The past four years have brought innovation beyond anything we could have ever imagined, and nowhere have we seen this change more than in our cars. The development of intelligent vehicle technologies is bringing wireless connectivity and the Internet on the go into the mainstream and merging the tech and auto industries. As these two forces converge, our vehicles aren’t just taking us where we want to go, but they tell us how to get there, what we will see when we get there and where to stop along the way. Heck, some cars even drive us.
This isn’t happening through magic. This is the product of innovative technological advancements in wireless, applications, hardware, and software created by brilliant developers and entrepreneurs. America’s two best inventions – the car and the internet, free and open, are exponentially making our lives better in so many ways – and it is hard to even imagine what the connected car of 2020 will enable.
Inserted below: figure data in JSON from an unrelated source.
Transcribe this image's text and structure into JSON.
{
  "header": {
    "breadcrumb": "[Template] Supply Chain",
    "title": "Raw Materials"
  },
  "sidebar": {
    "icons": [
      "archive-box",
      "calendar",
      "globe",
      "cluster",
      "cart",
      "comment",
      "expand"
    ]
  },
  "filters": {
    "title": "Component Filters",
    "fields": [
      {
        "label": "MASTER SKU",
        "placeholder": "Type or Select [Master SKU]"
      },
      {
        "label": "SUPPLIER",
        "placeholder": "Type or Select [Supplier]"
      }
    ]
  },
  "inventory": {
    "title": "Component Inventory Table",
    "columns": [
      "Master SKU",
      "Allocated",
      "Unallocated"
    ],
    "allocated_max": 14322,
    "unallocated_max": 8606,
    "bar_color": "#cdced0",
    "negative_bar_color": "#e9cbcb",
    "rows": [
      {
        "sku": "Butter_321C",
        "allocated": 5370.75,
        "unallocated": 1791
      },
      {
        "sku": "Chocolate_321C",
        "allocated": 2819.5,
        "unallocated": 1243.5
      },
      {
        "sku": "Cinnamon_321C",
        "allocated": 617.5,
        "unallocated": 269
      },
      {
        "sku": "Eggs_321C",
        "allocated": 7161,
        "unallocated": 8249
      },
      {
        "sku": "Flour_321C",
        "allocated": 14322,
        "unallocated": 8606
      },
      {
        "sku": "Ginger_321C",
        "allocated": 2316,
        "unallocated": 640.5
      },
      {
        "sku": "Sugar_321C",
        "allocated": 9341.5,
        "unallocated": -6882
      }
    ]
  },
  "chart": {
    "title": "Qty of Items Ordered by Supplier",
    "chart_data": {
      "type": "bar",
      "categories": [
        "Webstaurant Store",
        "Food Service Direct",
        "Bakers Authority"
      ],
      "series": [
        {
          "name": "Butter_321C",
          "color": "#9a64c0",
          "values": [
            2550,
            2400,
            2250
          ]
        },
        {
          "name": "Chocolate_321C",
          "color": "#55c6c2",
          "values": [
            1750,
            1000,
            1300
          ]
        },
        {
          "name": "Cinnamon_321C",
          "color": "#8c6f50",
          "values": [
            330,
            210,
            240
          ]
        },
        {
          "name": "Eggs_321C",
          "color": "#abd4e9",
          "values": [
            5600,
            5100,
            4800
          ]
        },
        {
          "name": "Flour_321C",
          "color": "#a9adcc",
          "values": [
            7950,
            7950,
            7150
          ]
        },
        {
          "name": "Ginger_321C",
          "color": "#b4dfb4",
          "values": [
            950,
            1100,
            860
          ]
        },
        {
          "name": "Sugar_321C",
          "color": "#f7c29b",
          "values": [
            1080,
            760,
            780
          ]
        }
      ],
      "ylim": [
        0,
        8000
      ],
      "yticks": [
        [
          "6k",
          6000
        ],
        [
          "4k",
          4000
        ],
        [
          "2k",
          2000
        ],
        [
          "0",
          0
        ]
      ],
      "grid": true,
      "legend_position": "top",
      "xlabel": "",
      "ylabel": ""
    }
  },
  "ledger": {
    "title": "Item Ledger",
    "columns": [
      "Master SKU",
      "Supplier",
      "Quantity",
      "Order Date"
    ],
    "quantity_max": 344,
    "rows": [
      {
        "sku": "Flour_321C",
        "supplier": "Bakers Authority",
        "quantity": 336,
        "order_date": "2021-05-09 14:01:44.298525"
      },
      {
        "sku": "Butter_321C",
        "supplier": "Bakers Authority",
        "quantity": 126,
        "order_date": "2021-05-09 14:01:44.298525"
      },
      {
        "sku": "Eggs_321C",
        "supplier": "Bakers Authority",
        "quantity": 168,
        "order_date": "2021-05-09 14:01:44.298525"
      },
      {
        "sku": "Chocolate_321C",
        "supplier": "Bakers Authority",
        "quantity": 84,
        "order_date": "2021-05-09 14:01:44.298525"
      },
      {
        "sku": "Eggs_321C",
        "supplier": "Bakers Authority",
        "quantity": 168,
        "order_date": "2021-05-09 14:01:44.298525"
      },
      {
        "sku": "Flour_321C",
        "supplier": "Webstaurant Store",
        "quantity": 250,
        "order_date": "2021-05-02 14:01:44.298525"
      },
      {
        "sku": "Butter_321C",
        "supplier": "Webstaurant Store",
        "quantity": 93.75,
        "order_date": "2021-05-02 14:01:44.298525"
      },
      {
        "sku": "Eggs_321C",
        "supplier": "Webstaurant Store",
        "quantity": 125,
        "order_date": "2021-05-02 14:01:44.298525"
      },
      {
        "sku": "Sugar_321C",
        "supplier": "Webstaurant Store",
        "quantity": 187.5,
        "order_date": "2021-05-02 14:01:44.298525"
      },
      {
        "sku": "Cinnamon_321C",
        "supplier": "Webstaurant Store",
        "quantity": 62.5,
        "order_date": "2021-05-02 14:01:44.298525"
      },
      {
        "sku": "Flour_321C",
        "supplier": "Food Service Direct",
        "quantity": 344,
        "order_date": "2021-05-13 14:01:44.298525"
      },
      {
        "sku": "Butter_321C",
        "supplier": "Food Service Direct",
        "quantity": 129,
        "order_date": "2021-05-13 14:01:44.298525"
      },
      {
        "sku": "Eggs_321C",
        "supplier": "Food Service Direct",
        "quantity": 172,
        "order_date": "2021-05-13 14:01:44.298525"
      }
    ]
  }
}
So let’s not mess with that, right? There are those out there who have been advocating that we should regulate the internet with rules written in the 1930s that would treat the Internet like the old copper phone system. The Internet covers much more than just an email address – it brings us telematics, and maps, and videos, and education applications, and so much more in our lives, and our cars. And it is all changing so fast.
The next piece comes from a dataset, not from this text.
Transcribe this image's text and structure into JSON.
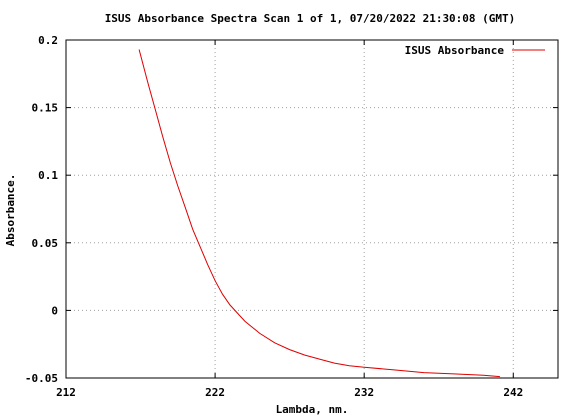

Lots of smart people have written lots of smart things about what these regulations would mean for the internet. After all, the internet is what it is because it has been allowed to grow, disrupt, fail, and succeed all without onerous regulations “helping”. That’s good. We like that. We’ve all benefited – big time – because of it.
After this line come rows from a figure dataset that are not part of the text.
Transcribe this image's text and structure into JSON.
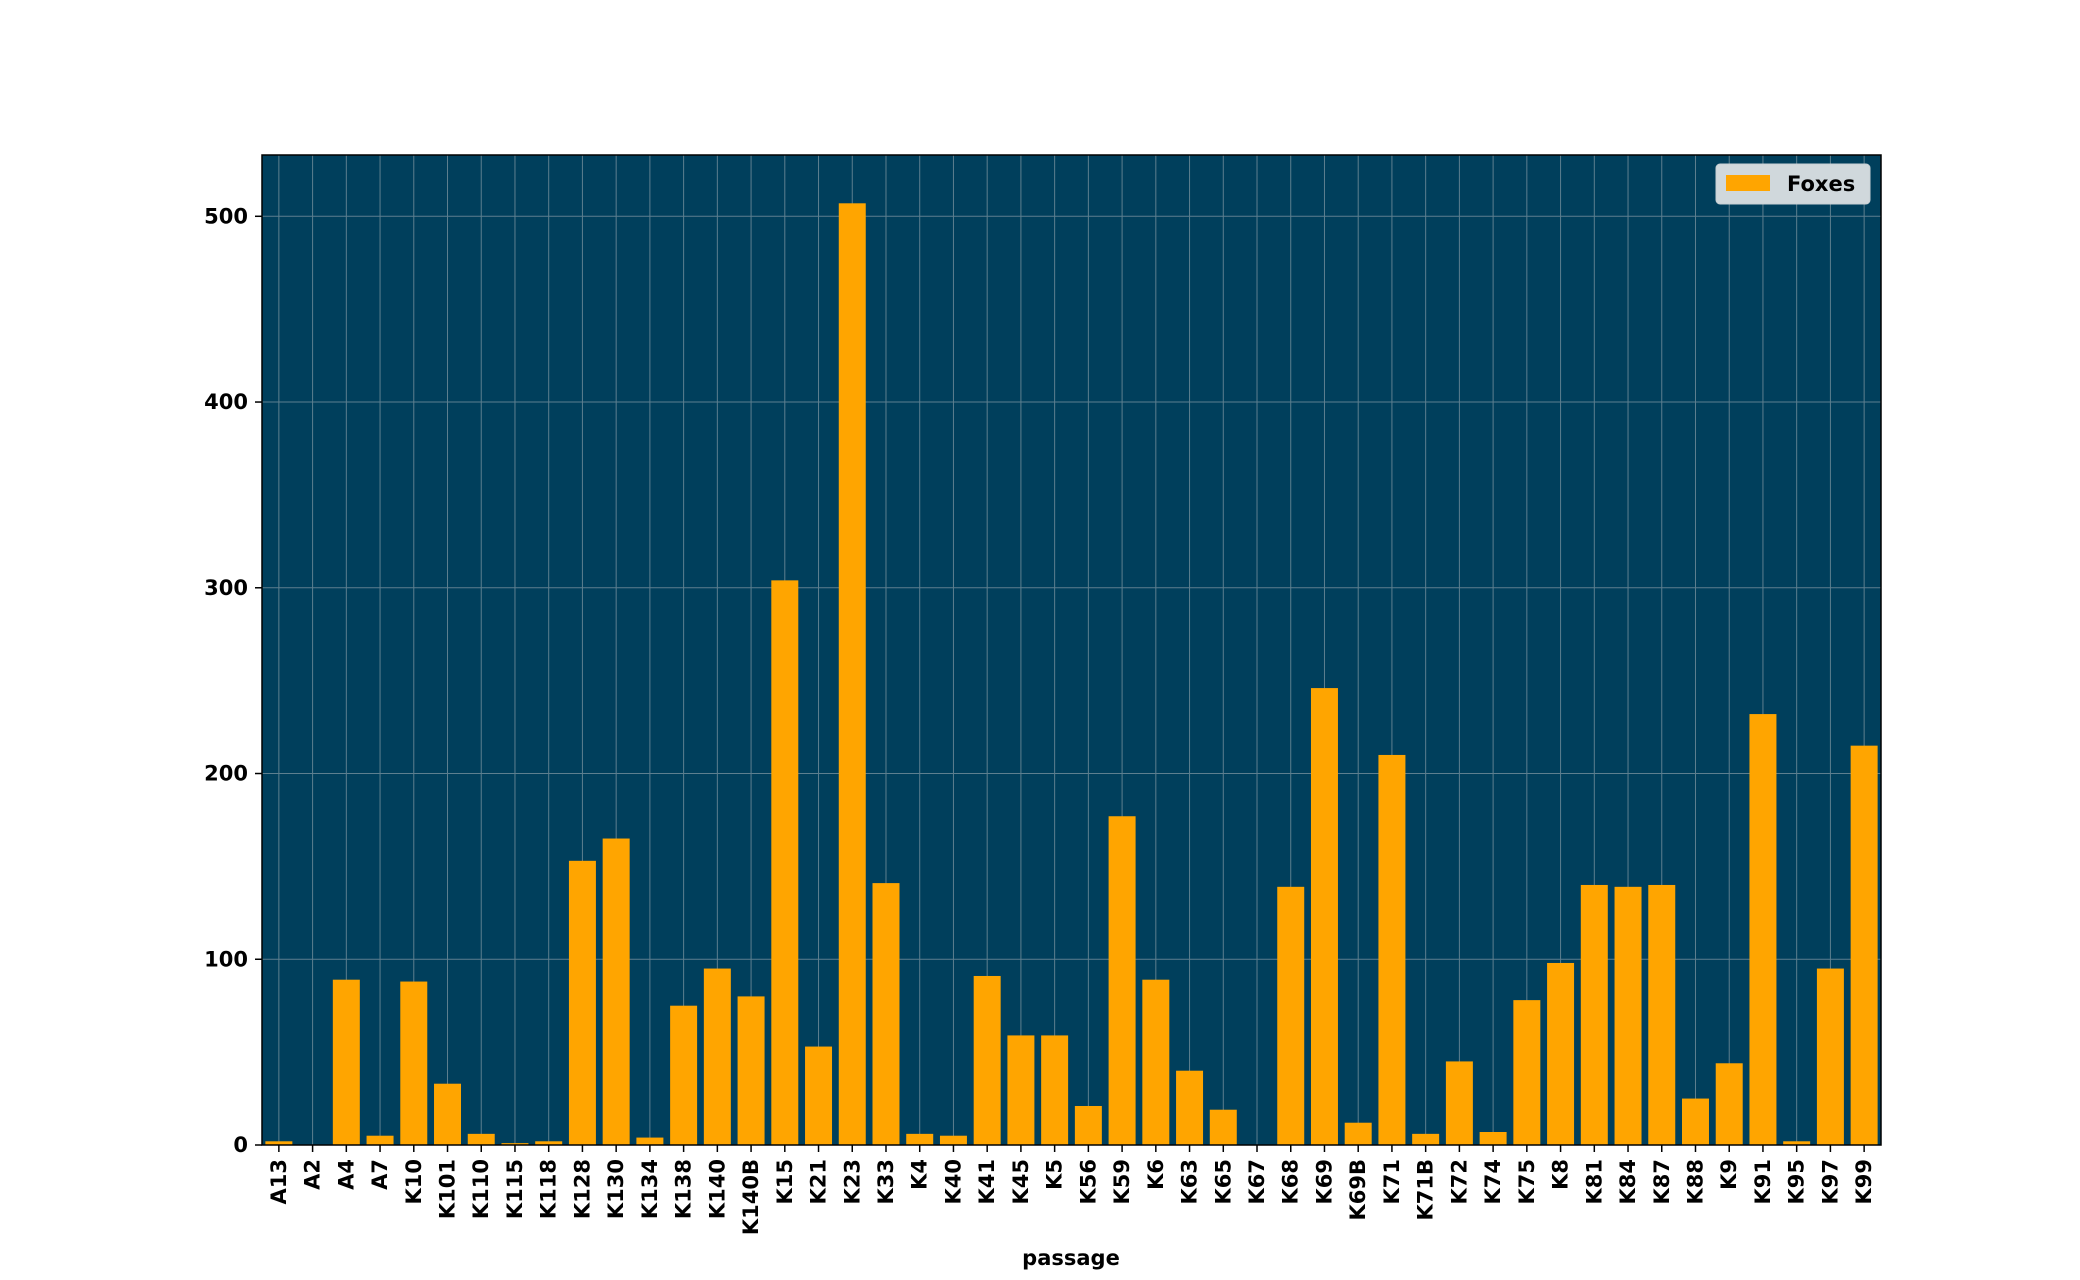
{
  "chart_data": {
    "type": "bar",
    "title": "",
    "xlabel": "passage",
    "ylabel": "",
    "ylim": [
      0,
      533
    ],
    "yticks": [
      0,
      100,
      200,
      300,
      400,
      500
    ],
    "grid": true,
    "legend_position": "top-right",
    "categories": [
      "A13",
      "A2",
      "A4",
      "A7",
      "K10",
      "K101",
      "K110",
      "K115",
      "K118",
      "K128",
      "K130",
      "K134",
      "K138",
      "K140",
      "K140B",
      "K15",
      "K21",
      "K23",
      "K33",
      "K4",
      "K40",
      "K41",
      "K45",
      "K5",
      "K56",
      "K59",
      "K6",
      "K63",
      "K65",
      "K67",
      "K68",
      "K69",
      "K69B",
      "K71",
      "K71B",
      "K72",
      "K74",
      "K75",
      "K8",
      "K81",
      "K84",
      "K87",
      "K88",
      "K9",
      "K91",
      "K95",
      "K97",
      "K99"
    ],
    "series": [
      {
        "name": "Foxes",
        "color": "#ffa500",
        "values": [
          2,
          0,
          89,
          5,
          88,
          33,
          6,
          1,
          2,
          153,
          165,
          4,
          75,
          95,
          80,
          304,
          53,
          507,
          141,
          6,
          5,
          91,
          59,
          59,
          21,
          177,
          89,
          40,
          19,
          0,
          139,
          246,
          12,
          210,
          6,
          45,
          7,
          78,
          98,
          140,
          139,
          140,
          25,
          44,
          232,
          2,
          95,
          215
        ]
      }
    ],
    "colors": {
      "plot_background": "#003f5c",
      "bar": "#ffa500",
      "grid": "#5d7f8f",
      "legend_background": "#d0d8dc"
    }
  }
}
So why should we suddenly throw government in the middle of that? What would it mean for the Connected Car to rely on networks that our regulated by laws written in the 1930s? How does this framework impact telematics or our infotainment services? Will we need regulatory clearance from the FCC before rolling out a new product or service? How long would that even take?
Goodness knows we don’t have the answers to these questions. We urge Congress and the FCC to use caution and not rush into something that – despite all good intentions – unintentionally detours us from our route.